Review: THE SECRET LIVES OF MARRIED WOMEN


The Secret Lives of Married WomenNot typically my genre of choice and had it not be a Hardcase Crime publication, I doubt I would’ve picked this up off the shelf. One thing I love about the Hardcase Crime books is the genre diversity and the fact they are willing to take a chance on something a little outside of the norm. THE SECRET LIVES OF MARRIED WOMEN fits that bill – that said there are some of the trademark criminal undertones you’d expect to see in a Hardcase Crime book.

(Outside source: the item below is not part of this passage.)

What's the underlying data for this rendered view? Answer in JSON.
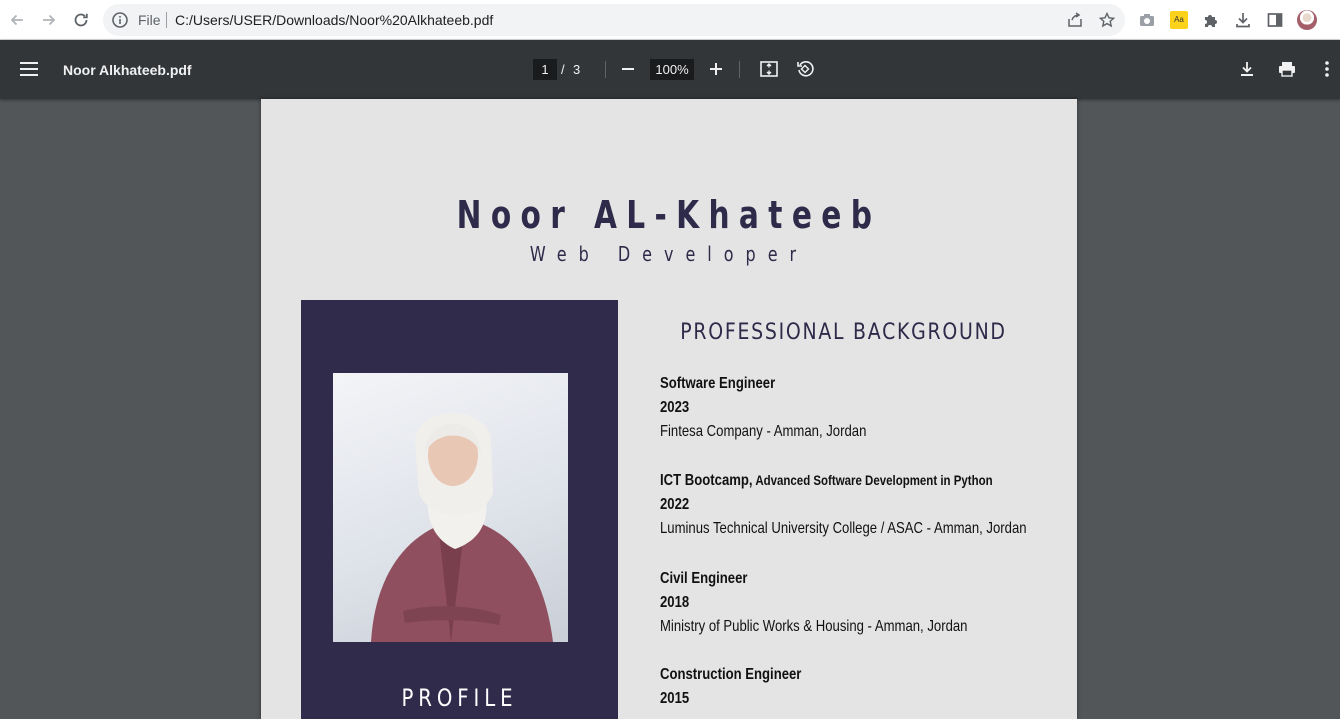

THE SECRET LIVES OF MARRIED WOMEN – both title and cover are a little misleading. I’ve seen reviews note the cover is R18 whereas the content PG13 and for the most part I’d have to agree. Not necessarily a bad thing, as I for one, wasn’t sure what I was going to get with this book so I didn’t have any expectations.

The story plays out in two distinct and subtlety linked acts. The first focuses on a young couple with a baby and another on way. The housewife, Leda, feels underappreciated and disconnected from her husband and finds a friend in labourer Jack, who happens to be doing some work next door. Cue the adultery? Not quite, while I thought this was the direction the story was heading, Jack turned out to be a stalker of sorts and ends up missing with Leda’s husband, Stas, a prime suspect.

The second half of the book is all about the world beneath the silk curtain - one where desires and lustful ambitions can be bought, exploited, and used as currency. Lilly, Leda’s sister, is a successful lawyer who has been trying for some time to have a baby with her husband but thus far, falling pregnant has eluded the power couple. Lilly’s case takes her to a place so foreign to her everyday life that it at once excites and appals her. Nan, a professional submissive, has left the life to work as a devoted receptionist/personal assistant to a blind powerbroker only to cross paths with Lilly when her employer is involved in a shady development deal. Nan’s world and Lilly’s collide, opening them both to new experiences and ways of life. This portion of the novel is more along the lines as to what the cover promised.

THE SECRET LIVES OF MARRIED WOMEN is an enjoyable, well written and easily readable book. It’s not heavily explicit and the touch of crime added some flavour to the overarching tale. More Hardcase Crime than Fifty Shades of Grey.